One of the Society's top minds, Dr. Sang Han, has enhanced our basic Jupyter tech and hacked it up with the innovative Dato GraphLab Create machine learning framework to produce a basic view of our data:


Some remaining associated trivia about how the data was gathered are:

  • the "Rank" proportions is close to a uniform distribution with 142 records for ranks no. 1-7 and 139 records for ranks no. 8-10 (7×142 + 3×139 = 1411).

  • 1342 (95%) of the top-level domains are commercial (.com or .co) and 17 (1.2%) are edu, org, and miscellaneous

  • the other 52 (4%) of links are "No Link found" (corresponds to image results), E! Online (news results) and Cambio?

Gifts & Registries: Keyword Phrases

As mentioned in the data gathering section, there are 142 phrases used to acquire the search results, but they only have 74 unique words, the majority (50) of which only appear once.

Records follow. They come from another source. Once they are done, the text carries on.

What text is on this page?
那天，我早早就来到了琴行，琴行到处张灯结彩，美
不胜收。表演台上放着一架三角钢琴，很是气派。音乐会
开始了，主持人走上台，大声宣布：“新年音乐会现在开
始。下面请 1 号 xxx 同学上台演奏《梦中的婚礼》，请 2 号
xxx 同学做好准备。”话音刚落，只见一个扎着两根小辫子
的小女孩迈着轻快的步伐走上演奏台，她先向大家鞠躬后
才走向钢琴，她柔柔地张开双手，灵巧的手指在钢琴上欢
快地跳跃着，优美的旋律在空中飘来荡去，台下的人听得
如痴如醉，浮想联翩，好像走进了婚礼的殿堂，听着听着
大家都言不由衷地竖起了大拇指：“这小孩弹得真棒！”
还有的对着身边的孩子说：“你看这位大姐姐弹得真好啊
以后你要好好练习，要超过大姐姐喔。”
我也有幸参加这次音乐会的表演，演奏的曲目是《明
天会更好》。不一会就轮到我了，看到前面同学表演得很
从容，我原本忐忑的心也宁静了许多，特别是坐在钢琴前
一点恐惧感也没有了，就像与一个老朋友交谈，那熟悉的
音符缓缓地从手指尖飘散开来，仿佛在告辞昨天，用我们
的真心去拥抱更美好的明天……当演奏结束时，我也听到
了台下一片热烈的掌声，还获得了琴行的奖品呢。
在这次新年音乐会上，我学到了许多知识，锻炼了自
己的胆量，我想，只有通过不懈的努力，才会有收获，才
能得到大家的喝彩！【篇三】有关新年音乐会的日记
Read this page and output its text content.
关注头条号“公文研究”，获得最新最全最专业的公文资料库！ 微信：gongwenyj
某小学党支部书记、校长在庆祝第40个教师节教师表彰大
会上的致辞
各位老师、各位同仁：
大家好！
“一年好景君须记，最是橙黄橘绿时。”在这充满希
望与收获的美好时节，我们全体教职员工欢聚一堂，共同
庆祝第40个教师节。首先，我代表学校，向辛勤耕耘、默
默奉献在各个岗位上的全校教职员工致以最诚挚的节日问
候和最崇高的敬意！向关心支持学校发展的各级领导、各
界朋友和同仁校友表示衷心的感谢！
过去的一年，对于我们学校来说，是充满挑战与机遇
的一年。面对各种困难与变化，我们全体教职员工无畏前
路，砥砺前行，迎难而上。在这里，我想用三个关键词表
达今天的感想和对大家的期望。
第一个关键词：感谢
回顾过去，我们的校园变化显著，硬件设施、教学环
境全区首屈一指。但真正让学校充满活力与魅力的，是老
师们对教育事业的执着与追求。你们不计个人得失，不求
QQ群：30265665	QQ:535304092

Each phrase has on average 3-4 words, and the interesting details of their relations appears in this sphagetti of a diagram I affectionately call our "wordgraph." A more concise version appears as an interactive visualization that captures a sense of scale:

  • bigger nodes indicate greater keyword apperance

  • denser links indicate more connections

"Wedding", "Gift(s)", "Registry", "Ideas" are popular words and act as central hubs. A few leaf nodes that appear on the outer fringes ("360 / finder / items / search / uk /wording") of the wordgraph have been combined. Important word relationships are emphasized and more subtle relationships have now become visible.

Based on the keyword relations, we believe users typically are poking around and searching for wedding gifts. The wedding industry is a big business and quite complex, but for the average curious wedding invitee, we'd guess that they are looking for gift ideas to purchase. For the wedding hosts, they would be interested in a bridal registry, which Wikipedia describes as "a service provided by a website or retail store to assist engaged couples in the communication of gift preferences to wedding guests." Weddings are very a big deal (and quite a handsome opportunity to make a large sum of profit)!

A bridal registry is a service provided by a website or retail store to assist engaged couples in the communication of gift preferences to wedding guests.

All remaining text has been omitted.